The first is communication, of course. Engineers need to be able to explain their ideas to others. So, in this module you have to build something, but you also have to produce a set of instructions that allow others to build it. We build in paper, because everyone is familiar with it, it’s quick, it’s cheap – and critically, it allows failure. Also, unlike the 2D of digital, paper is 3D, which helps understanding. 

We apply many constraints – on the number of cuts and folds that can be made, for example – because we find constraints lead to creativity. We tell them the best instructions come from IKEA and Lego, with very few words. And we often see the lightbulb moment, where students understand the series of operations necessary. Understanding that logic allows them to input the steps into design tools, like Rhinoceros and Grasshopper, often used in creative professions such as furniture, shoe and jewellery design, thus enabling them to get more out of the software. Finally, they have to give a two-minute presentation to present their design, using only six slides.

The second ‘c’ is collaboration. People achieve more in groups, and that’s how engineers work in practice. But it’s not how we learn at school, so students find that hard at the beginning. First, you have to turn up and pull your weight; second, you have to trust that others are playing their part, and relinquish control.

Reflection is important, so we ask them to critique each other – and they aren’t always very good at that. In maths and science, you’re usually right or wrong, so they aren’t used to the grey area of opinion. We make it anonymous and flip it, by marking them on the quality of their feedback, and that works well. We also split each group between paper and digital and get them to reflect to each other on what’s worked before they swap.

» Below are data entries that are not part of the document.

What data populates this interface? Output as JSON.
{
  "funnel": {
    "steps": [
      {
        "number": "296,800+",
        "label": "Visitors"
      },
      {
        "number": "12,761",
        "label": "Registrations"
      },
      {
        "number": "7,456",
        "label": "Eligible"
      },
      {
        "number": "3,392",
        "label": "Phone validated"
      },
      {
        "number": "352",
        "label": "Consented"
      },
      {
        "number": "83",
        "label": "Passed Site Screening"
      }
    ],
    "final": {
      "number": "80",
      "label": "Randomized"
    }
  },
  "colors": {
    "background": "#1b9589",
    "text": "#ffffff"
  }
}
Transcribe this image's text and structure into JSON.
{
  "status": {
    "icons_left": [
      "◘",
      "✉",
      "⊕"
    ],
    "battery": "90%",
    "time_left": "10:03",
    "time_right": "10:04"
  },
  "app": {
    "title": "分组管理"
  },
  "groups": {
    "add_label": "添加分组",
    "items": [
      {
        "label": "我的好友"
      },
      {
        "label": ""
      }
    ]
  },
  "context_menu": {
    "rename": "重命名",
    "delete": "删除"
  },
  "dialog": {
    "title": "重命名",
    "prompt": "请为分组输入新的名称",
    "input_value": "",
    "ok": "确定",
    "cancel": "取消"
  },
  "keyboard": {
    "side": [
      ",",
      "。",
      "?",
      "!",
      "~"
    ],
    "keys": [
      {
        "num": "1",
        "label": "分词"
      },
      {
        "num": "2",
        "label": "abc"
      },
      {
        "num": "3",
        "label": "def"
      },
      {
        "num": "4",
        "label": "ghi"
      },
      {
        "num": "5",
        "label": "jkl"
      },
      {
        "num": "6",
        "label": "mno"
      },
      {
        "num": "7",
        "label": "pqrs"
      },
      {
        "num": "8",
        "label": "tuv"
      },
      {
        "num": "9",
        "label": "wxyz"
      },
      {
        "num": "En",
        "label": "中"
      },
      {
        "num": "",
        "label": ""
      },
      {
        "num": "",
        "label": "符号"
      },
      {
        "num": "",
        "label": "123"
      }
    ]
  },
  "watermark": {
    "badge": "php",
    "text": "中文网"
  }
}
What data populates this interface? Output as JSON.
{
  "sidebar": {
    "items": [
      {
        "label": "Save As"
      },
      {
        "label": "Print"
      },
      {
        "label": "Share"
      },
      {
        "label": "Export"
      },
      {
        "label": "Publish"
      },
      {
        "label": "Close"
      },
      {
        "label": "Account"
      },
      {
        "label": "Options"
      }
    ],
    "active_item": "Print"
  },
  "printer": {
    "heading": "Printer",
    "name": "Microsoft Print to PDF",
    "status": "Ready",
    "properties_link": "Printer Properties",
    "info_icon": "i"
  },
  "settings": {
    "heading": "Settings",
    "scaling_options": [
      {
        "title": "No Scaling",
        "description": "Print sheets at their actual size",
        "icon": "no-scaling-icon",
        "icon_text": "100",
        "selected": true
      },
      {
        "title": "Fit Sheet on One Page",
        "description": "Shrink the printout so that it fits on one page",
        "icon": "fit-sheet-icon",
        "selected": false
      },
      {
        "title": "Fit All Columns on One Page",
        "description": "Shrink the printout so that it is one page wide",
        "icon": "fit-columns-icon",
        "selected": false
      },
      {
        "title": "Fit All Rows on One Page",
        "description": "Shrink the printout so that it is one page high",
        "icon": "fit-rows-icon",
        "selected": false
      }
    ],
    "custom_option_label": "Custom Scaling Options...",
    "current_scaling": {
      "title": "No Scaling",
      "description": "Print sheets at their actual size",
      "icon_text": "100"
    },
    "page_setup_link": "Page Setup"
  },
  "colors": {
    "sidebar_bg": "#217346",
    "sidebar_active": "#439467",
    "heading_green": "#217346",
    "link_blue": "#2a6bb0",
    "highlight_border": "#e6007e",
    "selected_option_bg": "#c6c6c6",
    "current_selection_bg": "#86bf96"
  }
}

The third ‘c’ is convince. Industry leaders tell me they want to keep challenging their employees, but sometimes meet resistance. So, we’re looking for proof, not only that you had the idea, but that you took it as far as you could. This could involve your design changing completely from beginning to end. It’s about demystifying the idea. You should have ideas, but you should also be able to filter them, test them and not get too attached to them. We considered scrunching up all the pop-ups, but that seemed a bit much!

And an idea’s not enough, you have to be able to turn it into something tangible. Design isn’t linear – some say it’s chaos, but I prefer to think of it as a fairly involved flow chart. What we’re looking for is the beautiful rationale – the design logic – and we’ve seen huge improvements in coding once students get that logic right. Each time, we try and break the students’ design, but, if they’ve figured out the logic, it’s robust. We can’t break it!

Dr Andrew Phillips is Reader in Structural Biomechanics in the Department of Civil and Environmental Engineering.